Adama Ndiaye, inconsolable après la tr@gédie de son “fils” “mane mako yar, mane lagnouko dinke bimou dioudo”

Au cœur du quartier Canada de Guédiawaye, la douleur est palpable. Les rues autrefois animées par les rires des enfants sont aujourd’hui empreintes de silence. La tristesse enveloppe chaque maison, chaque coin de rue. Mais nulle part cette douleur n’est plus intense que chez la mère biologique du petit garçon assassiné.

 

Face à nous, Adama Ndiaye, grande sœur du père du défunt, peine à contenir ses larmes. Son visage, marqué par le chagrin, raconte une histoire que les mots peinent à exprimer. “Il était mon fils”, murmure-t-elle, les yeux rougis par les larmes. Et en effet, depuis le baptême du petit Serigne Falou Ndiaye, c’est elle qui l’a élevé, lui donnant tout l’amour et les soins que toute mère donnerait à son propre enfant.
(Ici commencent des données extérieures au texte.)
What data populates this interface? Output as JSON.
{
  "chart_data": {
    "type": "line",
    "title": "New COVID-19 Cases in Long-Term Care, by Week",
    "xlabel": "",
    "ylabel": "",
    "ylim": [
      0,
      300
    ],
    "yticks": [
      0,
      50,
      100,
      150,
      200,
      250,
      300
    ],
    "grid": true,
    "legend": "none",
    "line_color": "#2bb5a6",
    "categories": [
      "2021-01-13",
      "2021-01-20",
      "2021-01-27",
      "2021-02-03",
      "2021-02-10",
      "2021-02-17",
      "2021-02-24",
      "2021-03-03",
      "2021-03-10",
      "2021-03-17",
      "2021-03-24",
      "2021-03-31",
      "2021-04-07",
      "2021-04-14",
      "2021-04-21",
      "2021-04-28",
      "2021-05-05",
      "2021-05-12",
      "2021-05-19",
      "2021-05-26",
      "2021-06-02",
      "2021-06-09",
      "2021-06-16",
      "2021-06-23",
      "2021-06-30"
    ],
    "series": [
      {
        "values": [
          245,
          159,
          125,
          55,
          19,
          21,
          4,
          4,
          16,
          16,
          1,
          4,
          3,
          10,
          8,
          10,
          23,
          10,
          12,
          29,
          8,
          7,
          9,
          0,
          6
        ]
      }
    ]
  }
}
“Je ne peux pas croire qu’il est parti”, sanglote-t-elle. “Pas comme ça… pas de cette manière si brutale.” Les circonstances exactes de la tragédie demeurent floues, mais ce qui est clair, c’est que ce petit garçon a été arraché de la vie bien trop tôt, et d’une manière que personne ne pourrait jamais comprendre.

Tout autour, les voisins et amis se rassemblent pour soutenir Adama et sa famille. Les murmures de condoléances, les bras réconfortants, rien ne semble vraiment atténuer la douleur de cette mère brisée. Car bien qu’elle n’ait pas donné naissance à Serigne Falou, dans son cœur, il était vraiment son fils.

La communauté est en deuil, cherchant des réponses et se demandant comment une telle tragédie a pu se produire. Mais pour l’instant, tout ce qu’Adama veut, c’est serrer son petit garçon une dernière fois.

“Je donnerais tout pour le ramener”, murmure-t-elle, avant de s’effondrer à nouveau dans les larmes.